Combining AECOM’s climate adaptation science and engineering data with IBM’s big data and analytics capabilities, the scorecard reviews policy and planning as well as the engineering, informational, organizational, financial, social and environmental aspects of disaster resilience.

The creation of this tool responds to the growing imperative for all cities to become resilient in the face of many types of threats. While mortality is down from disasters, capital losses are rising, largely due to increasing frequency of disasters and rapid urbanization. Responsible for about 80 percent of total investments in a city, the private sector has a significant stake in making sure cities are more resilient. The goal of the scorecard was to facilitate public-private engagement so city stakeholders can respond to disasters together, rather than individually.

The Disaster Resilience Scorecard recently received global attention when it won a Notre Dame Global Adaptation Index Prize for 2015.

Economic losses from disasters are out of control and can only be reduced in partnership with the private sector.

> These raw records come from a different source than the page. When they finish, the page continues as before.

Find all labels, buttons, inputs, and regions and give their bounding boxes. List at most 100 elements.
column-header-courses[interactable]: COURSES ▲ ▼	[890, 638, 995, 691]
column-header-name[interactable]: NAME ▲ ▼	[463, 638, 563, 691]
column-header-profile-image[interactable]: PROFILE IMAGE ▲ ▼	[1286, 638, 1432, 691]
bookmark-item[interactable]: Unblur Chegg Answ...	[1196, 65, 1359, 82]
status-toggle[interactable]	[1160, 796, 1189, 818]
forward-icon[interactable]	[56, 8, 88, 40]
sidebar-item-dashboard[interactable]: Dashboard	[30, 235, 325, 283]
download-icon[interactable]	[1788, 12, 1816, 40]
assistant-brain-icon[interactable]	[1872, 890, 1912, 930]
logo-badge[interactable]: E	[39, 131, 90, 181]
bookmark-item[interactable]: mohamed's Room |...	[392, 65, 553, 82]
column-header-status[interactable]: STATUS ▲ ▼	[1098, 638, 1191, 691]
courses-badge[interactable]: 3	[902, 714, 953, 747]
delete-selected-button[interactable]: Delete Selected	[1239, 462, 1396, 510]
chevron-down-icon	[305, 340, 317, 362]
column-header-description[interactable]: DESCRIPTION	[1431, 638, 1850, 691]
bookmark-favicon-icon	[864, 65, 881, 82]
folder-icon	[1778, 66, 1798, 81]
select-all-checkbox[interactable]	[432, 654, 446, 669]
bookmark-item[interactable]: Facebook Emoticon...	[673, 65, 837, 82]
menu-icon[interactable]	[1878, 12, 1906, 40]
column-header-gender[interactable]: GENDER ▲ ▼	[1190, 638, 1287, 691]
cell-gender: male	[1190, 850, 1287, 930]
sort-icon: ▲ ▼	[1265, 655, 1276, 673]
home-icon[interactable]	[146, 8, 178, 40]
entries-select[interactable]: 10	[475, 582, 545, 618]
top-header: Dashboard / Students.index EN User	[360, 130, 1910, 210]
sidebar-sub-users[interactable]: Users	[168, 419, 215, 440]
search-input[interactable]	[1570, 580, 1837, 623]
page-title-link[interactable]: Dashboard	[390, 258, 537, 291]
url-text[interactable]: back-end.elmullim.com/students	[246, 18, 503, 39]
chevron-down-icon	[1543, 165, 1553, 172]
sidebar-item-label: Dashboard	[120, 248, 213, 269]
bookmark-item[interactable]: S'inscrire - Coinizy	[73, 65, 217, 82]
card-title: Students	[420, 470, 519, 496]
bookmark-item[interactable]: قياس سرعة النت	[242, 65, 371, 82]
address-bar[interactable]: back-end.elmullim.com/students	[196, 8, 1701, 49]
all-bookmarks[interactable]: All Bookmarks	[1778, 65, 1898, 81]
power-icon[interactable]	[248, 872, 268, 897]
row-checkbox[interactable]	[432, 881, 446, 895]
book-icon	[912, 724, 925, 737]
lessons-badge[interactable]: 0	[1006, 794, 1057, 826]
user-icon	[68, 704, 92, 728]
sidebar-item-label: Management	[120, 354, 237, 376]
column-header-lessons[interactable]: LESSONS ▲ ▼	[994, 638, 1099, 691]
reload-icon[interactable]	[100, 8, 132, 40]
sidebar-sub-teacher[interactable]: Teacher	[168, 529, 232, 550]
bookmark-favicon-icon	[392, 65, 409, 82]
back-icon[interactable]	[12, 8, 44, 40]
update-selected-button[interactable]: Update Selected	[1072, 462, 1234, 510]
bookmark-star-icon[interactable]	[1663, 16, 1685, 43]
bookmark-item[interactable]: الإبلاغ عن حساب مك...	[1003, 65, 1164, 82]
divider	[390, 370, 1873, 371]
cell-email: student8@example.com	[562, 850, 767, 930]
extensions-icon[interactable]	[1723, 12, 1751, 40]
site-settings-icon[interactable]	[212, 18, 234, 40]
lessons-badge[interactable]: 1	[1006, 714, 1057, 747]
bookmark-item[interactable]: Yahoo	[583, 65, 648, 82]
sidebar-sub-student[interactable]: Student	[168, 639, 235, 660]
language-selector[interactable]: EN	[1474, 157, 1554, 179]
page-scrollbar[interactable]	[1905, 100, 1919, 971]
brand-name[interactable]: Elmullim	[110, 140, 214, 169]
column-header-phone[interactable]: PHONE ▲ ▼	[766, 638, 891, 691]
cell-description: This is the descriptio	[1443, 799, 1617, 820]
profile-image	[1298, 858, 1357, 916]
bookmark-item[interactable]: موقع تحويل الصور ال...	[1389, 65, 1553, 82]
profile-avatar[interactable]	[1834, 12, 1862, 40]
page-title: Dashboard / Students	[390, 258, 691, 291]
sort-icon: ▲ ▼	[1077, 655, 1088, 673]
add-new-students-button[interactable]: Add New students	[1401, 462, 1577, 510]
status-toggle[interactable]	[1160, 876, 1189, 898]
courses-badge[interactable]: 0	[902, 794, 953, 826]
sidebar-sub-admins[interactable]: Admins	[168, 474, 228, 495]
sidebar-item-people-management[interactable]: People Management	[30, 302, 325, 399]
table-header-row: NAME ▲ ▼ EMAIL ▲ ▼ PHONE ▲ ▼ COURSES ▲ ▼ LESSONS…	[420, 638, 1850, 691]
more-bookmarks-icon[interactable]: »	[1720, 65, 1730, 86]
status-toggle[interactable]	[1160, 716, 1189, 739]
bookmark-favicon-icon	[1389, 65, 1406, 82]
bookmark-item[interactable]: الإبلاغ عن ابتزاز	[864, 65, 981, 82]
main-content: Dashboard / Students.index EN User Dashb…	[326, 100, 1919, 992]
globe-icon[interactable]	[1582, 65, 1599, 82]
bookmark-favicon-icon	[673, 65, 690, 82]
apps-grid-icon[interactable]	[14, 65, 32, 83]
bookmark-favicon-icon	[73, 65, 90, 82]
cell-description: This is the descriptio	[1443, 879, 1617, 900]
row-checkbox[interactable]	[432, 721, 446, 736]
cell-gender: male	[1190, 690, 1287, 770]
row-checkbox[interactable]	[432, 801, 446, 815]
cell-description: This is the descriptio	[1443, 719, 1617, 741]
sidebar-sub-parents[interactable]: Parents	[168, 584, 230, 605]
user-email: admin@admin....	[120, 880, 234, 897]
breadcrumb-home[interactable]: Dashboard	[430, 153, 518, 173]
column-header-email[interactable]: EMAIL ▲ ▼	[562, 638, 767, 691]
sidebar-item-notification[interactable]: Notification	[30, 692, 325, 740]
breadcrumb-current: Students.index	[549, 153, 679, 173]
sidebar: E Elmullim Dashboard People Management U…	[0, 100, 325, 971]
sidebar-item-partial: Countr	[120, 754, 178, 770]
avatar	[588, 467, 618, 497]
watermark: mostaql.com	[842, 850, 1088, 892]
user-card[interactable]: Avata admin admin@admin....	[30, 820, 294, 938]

Ban Ki-moon United Nations Secretary-General
UNISDR ten-point checklist 10 Essentials for making cities resilient
  1. Put in place organization and coordination to understand and reduce disaster risk, based on participation of citizen groups and civil society. Build local alliances. Ensure that all departments understand their role in disaster risk reduction and preparedness.
  2. Assign a budget for disaster risk reduction and provide incentives for homeowners, low-income families, communities, businesses and the public sector to invest in reducing the risks they face.
  3. Maintain up-to-date data on hazards and vulnerabilities, prepare risk assessments and use these as the basis for urban development plans and decisions. Ensure that this information and the plans for your city’s resilience are readily available to the public and fully discussed with them.
  4. Invest in and maintain critical infrastructure that reduces risk, such as flood drainage, adjusted where needed to cope with climate change.
  5. Assess the safety of all schools and health facilities and upgrade these as necessary.
  6. Apply and enforce realistic, risk-compliant building regulations and land use planning principles. Identify safe land for low-income citizens and upgrade informal settlements, wherever feasible.
  7. Ensure that education programs and training on disaster risk reduction are in place in schools and local communities.
  8. Protect ecosystems and natural buffers to mitigate floods, storm surges and other hazards to which your city may be vulnerable. Adapt to climate change by building on good risk reduction practices.
  9. Install early warning systems and emergency management capacities in your city and hold regular public preparedness drills.
  10. After any disaster, ensure that the needs of the affected population are placed at the center of reconstruction, with support for them and their community organizations to design and help implement responses, including rebuilding homes and livelihoods.